# DIY lathe



## hacklordsniper (Jul 19, 2014)

Here is a DIY lathe seen on flea market. Unfortunately the seller found/stole it somewhere and does not know anything about who and when built it. So no further information is available. Seller asked almost 500 EUR due to the "significant historic vallue because being old"


----------



## Hopper (Jul 19, 2014)

It looks beautifully made with some interesting looking feed mechanisms etc. A real credit to the builder -- whoever he was.


----------



## Tin Falcon (Jul 19, 2014)

Wow a whole lot of thoughts come up on this one.  I will try t keep the thoughts organized and the comments nice. 
Sometimes it is hard to see the line between scroungers scrap dealers and thieves.  I have also  heard stories of families willing to sell a loved ones machine tools and machinist tools for scrap prices. It is sad. 
I was at a scrap yard one day and a woman was selling one fired shiny riffle brass for scrap while her husband lie on his death bed. 
As to the asking price could be fair.  I will say that lathe deserves better than sitting in gravel parking lot at a flea market. 
As to historic value it is there if the history can be documented and verified. 

And i will say the older lathes are often priced as collectors Items. in recent years I have seen unimats in the $600 -800 range and the old craftsman 109s are usually around $350. 
Tin


----------



## Cogsy (Jul 19, 2014)

It is sad that someone spent a great deal of time, effort, skill and pride in making this lathe and no-one will ever know who he was.

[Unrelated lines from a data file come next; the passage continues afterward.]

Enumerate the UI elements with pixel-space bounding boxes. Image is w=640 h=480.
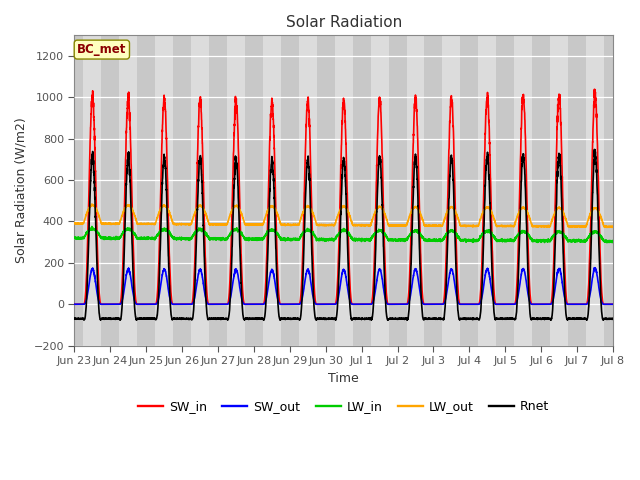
Text: BC_met: BC_met xyxy=(77,43,127,56)
LW_out xyxy=(609,224,617,229)
Rnet xyxy=(70,316,78,322)
Bar xyxy=(362,36,371,346)
Bar xyxy=(290,36,299,346)
Rnet xyxy=(609,316,616,322)
LW_in xyxy=(609,238,617,244)
Rnet xyxy=(591,147,598,153)
Bar xyxy=(496,36,505,346)
LW_in xyxy=(168,232,175,238)
Bar xyxy=(397,36,406,346)
Bar xyxy=(604,36,613,346)
Bar xyxy=(209,36,218,346)
Bar xyxy=(353,36,362,346)
LW_out xyxy=(168,215,175,221)
SW_out xyxy=(465,301,472,307)
Rnet xyxy=(435,316,442,322)
LW_in xyxy=(603,240,611,246)
Bar xyxy=(218,36,227,346)
SW_out xyxy=(435,301,442,307)
Bar xyxy=(505,36,514,346)
Bar xyxy=(74,36,83,346)
Legend: SW_in, SW_out, LW_in, LW_out, Rnet: SW_in, SW_out, LW_in, LW_out, Rnet xyxy=(133,396,554,418)
SW_out xyxy=(591,265,598,271)
LW_out xyxy=(609,224,616,229)
LW_out xyxy=(88,201,96,207)
SW_in xyxy=(168,293,175,299)
Rnet xyxy=(296,317,303,323)
Line: Rnet: Rnet xyxy=(74,150,613,320)
Bar xyxy=(245,36,254,346)
Bar xyxy=(424,36,433,346)
SW_out xyxy=(324,301,332,307)
Rnet xyxy=(168,312,175,318)
Bar xyxy=(433,36,442,346)
Line: SW_out: SW_out xyxy=(74,268,613,304)
Bar xyxy=(254,36,263,346)
SW_in xyxy=(435,301,442,307)
SW_in xyxy=(591,86,598,92)
Rnet xyxy=(465,316,472,322)
Line: LW_in: LW_in xyxy=(74,227,613,243)
Line: LW_out: LW_out xyxy=(74,204,613,228)
LW_out xyxy=(435,223,442,228)
LW_out xyxy=(324,222,332,228)
SW_out xyxy=(609,301,617,307)
LW_in xyxy=(70,235,78,240)
Rnet xyxy=(495,316,502,322)
SW_in xyxy=(465,301,472,307)
Bar xyxy=(577,36,586,346)
SW_in xyxy=(70,301,78,307)
Bar xyxy=(568,36,577,346)
SW_out xyxy=(70,301,78,307)
X-axis label: Time: Time xyxy=(328,372,359,384)
Rnet xyxy=(324,316,332,322)
Bar xyxy=(469,36,478,346)
Bar xyxy=(532,36,541,346)
Bar xyxy=(388,36,397,346)
LW_out xyxy=(603,225,611,230)
LW_out xyxy=(495,223,502,229)
LW_in xyxy=(88,224,96,229)
Bar xyxy=(460,36,469,346)
Bar xyxy=(147,36,156,346)
SW_in xyxy=(324,301,332,307)
Title: Solar Radiation: Solar Radiation xyxy=(285,15,402,30)
Bar xyxy=(110,36,119,346)
LW_in xyxy=(609,238,616,244)
Bar xyxy=(101,36,110,346)
Bar xyxy=(182,36,191,346)
Bar xyxy=(317,36,326,346)
Bar xyxy=(173,36,182,346)
LW_out xyxy=(465,223,472,228)
SW_out xyxy=(495,301,502,307)
Bar xyxy=(281,36,290,346)
Line: SW_in: SW_in xyxy=(74,89,613,304)
LW_out xyxy=(70,220,78,226)
Rnet xyxy=(609,316,617,322)
LW_in xyxy=(324,237,332,243)
SW_out xyxy=(609,301,616,307)
LW_in xyxy=(465,237,472,243)
Bar xyxy=(541,36,550,346)
SW_in xyxy=(495,301,502,307)
SW_out xyxy=(168,300,175,306)
Bar xyxy=(138,36,147,346)
Y-axis label: Solar Radiation (W/m2): Solar Radiation (W/m2) xyxy=(15,118,28,264)
SW_in xyxy=(609,301,616,307)
Bar xyxy=(326,36,335,346)
LW_in xyxy=(495,238,502,243)
SW_in xyxy=(609,301,617,307)
LW_in xyxy=(435,237,442,243)
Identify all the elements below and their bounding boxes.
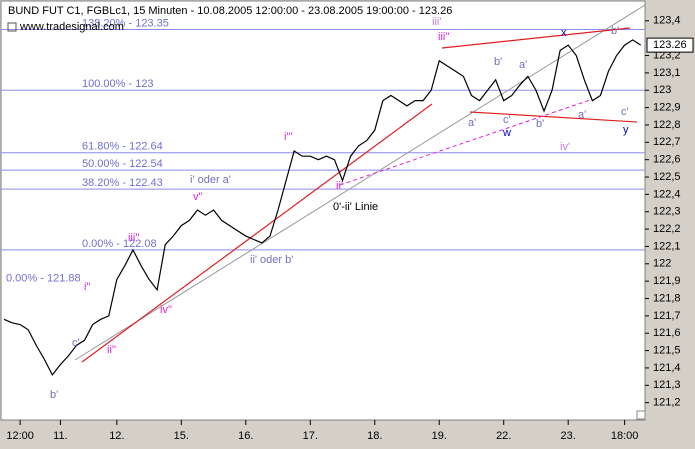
chart-title: BUND FUT C1, FGBLc1, 15 Minuten - 10.08.… xyxy=(8,5,452,17)
wave-label: i'' xyxy=(84,281,91,293)
x-tick-label: 19. xyxy=(432,430,447,442)
y-tick-label: 122,8 xyxy=(653,119,681,131)
wave-label: b' xyxy=(611,25,619,37)
y-tick-label: 123 xyxy=(653,84,671,96)
fib-label: 61.80% - 122.64 xyxy=(82,141,163,153)
x-tick-label: 11. xyxy=(53,430,67,442)
plot-area xyxy=(0,0,646,421)
y-tick-label: 123,4 xyxy=(653,15,681,27)
fib-label: 0.00% - 122.08 xyxy=(82,238,157,250)
x-tick-label: 18:00 xyxy=(611,430,639,442)
wave-label: iv' xyxy=(560,141,570,153)
wave-label: b' xyxy=(536,118,544,130)
last-price-label: 123.26 xyxy=(653,39,687,51)
fib-label: 138.20% - 123.35 xyxy=(82,17,169,29)
trend-line xyxy=(469,111,638,123)
source: www.tradesignal.com xyxy=(19,21,124,33)
y-tick-label: 121,5 xyxy=(653,344,681,356)
x-tick-label: 15. xyxy=(174,430,189,442)
fib-label: 50.00% - 122.54 xyxy=(82,158,163,170)
wave-label: a' xyxy=(519,59,527,71)
x-tick-label: 22. xyxy=(496,430,511,442)
fib-label: 0.00% - 121.88 xyxy=(6,273,81,285)
y-tick-label: 121,6 xyxy=(653,327,681,339)
fib-label: 100.00% - 123 xyxy=(82,78,154,90)
trend-line xyxy=(81,103,433,363)
wave-label: a' xyxy=(578,109,586,121)
trend-line xyxy=(441,27,631,49)
wave-label: i' oder a' xyxy=(190,174,231,186)
y-tick-label: 123,1 xyxy=(653,67,681,79)
y-tick-label: 121,4 xyxy=(653,362,681,374)
wave-label: w xyxy=(502,127,511,139)
y-tick-label: 121,8 xyxy=(653,292,681,304)
wave-label: iii'' xyxy=(438,31,450,43)
trend-line xyxy=(339,99,591,186)
y-tick-label: 122,1 xyxy=(653,240,681,252)
wave-label: c' xyxy=(621,106,629,118)
wave-label: 0'-ii' Linie xyxy=(333,201,378,213)
wave-label: i''' xyxy=(284,131,293,143)
y-tick-label: 121,2 xyxy=(653,397,681,409)
x-tick-label: 18. xyxy=(367,430,382,442)
y-tick-label: 122,5 xyxy=(653,171,681,183)
trend-line xyxy=(74,4,646,361)
x-tick-label: 12. xyxy=(109,430,124,442)
wave-label: ii'' xyxy=(107,344,116,356)
y-tick-label: 121,3 xyxy=(653,379,681,391)
wave-label: c' xyxy=(503,114,511,126)
price-line xyxy=(3,39,642,376)
x-tick-label: 17. xyxy=(303,430,318,442)
y-tick-label: 122,6 xyxy=(653,154,681,166)
wave-label: b' xyxy=(50,389,58,401)
x-tick-label: 12:00 xyxy=(6,430,34,442)
x-tick-label: 23. xyxy=(561,430,576,442)
wave-label: c' xyxy=(72,337,80,349)
wave-label: b' xyxy=(494,56,502,68)
y-tick-label: 122,3 xyxy=(653,206,681,218)
resize-grip[interactable] xyxy=(636,410,646,420)
wave-label: ii' xyxy=(336,180,343,192)
wave-label: iii'' xyxy=(128,232,140,244)
y-tick-label: 122,2 xyxy=(653,223,681,235)
wave-label: a' xyxy=(468,117,476,129)
wave-label: iv'' xyxy=(160,304,172,316)
y-tick-label: 121,7 xyxy=(653,310,681,322)
y-tick-label: 122,4 xyxy=(653,188,681,200)
y-tick-label: 122 xyxy=(653,258,671,270)
last-price-box xyxy=(646,37,694,53)
fib-label: 38.20% - 122.43 xyxy=(82,177,163,189)
x-tick-label: 16. xyxy=(238,430,253,442)
y-tick-label: 122,9 xyxy=(653,102,681,114)
y-tick-label: 121,9 xyxy=(653,275,681,287)
wave-label: y xyxy=(623,124,629,136)
wave-label: iii' xyxy=(432,16,441,28)
wave-label: ii' oder b' xyxy=(250,254,293,266)
wave-label: x xyxy=(561,27,567,39)
y-tick-label: 122,7 xyxy=(653,136,681,148)
wave-label: v'' xyxy=(193,191,203,203)
icon xyxy=(7,22,17,32)
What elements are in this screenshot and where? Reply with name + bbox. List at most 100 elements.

I hope that if I ever build something worthwhile I'll remember to add a plaque with a bit of detail to my project for posterity.


----------



## MachineTom (Jul 19, 2014)

The fellow who made that, likely did not care if anyone knew his name, he made it for Himself.

My dad built furniture as a hobby, he marked his pieces with a small name stamp on the bottom. I follow a similar idea, my pieces are marked so that only someone disassembling the piece, will see the initials and date. 

The work is its own reward.


----------



## abby (Jul 19, 2014)

A lathe , as any other machine tool , can only be judged by it's suitability for work , it's ability to remove metal at a worthwhile rate and the accuracy of jobs made on it , the plan photograph does not show much detail so we cannot tell if it is well made or not , there are plenty of small second hand lathes on ebay for 500 eu


----------



## hacklordsniper (Jul 21, 2014)

Well it is possible to buy new mini lathe for 500 EUR, so that is not too good of a purchase. The lathe has some interesting mechanical details, i could not understand from what the tailstock is made? It can be seen its not made from scratch, but something is reused for tailstock to be built. 

Also the precision is somehow low, since the lathe uses round ways and it seems like its just a plain rod, not ground or better finished in any way. Also there is no bearings on this ways, just a close fit.


----------



## kathi (Nov 11, 2014)

By varying The ratio between the spindle and cam you could get different numbers of flutes, whole-number ratios gave straight flutes, fractional gave spiral flutes. As the slide operated independently of the cross-slide and topslide, it could be used in conjunction with the taper attachment or even the profile copy attachment, and the leadscrew was available for "threading", it made almost any tap, milling cutter or hob possible!


----------



## kadora (Nov 11, 2014)

Here in Europe  you can buy brand new and more solid QANTUM lathe
for 500 EUR.


----------



## hacklordsniper (Nov 11, 2014)

kadora said:


> Here in Europe  you can buy brand new and more solid QANTUM lathe
> for 500 EUR.



That is correct, but i had Quantum lathe. Its amazingly low quality


----------



## kadora (Nov 11, 2014)

sorry not Quantum lathe but OPTIMUM lathe.
I have Optimum BF 20 mill  absolutely happy with.


----------



## hacklordsniper (Nov 12, 2014)

kadora said:


> sorry not Quantum lathe but OPTIMUM lathe.
> I have Optimum BF 20 mill  absolutely happy with.



I had BF20 mill too, and was happy. I also had 2 Optimum lathes and not quite happy. Their mills are good, lathes not so good.

Now i bought their BF50TC big mill and not so happy experience like with old BF20 mill


----------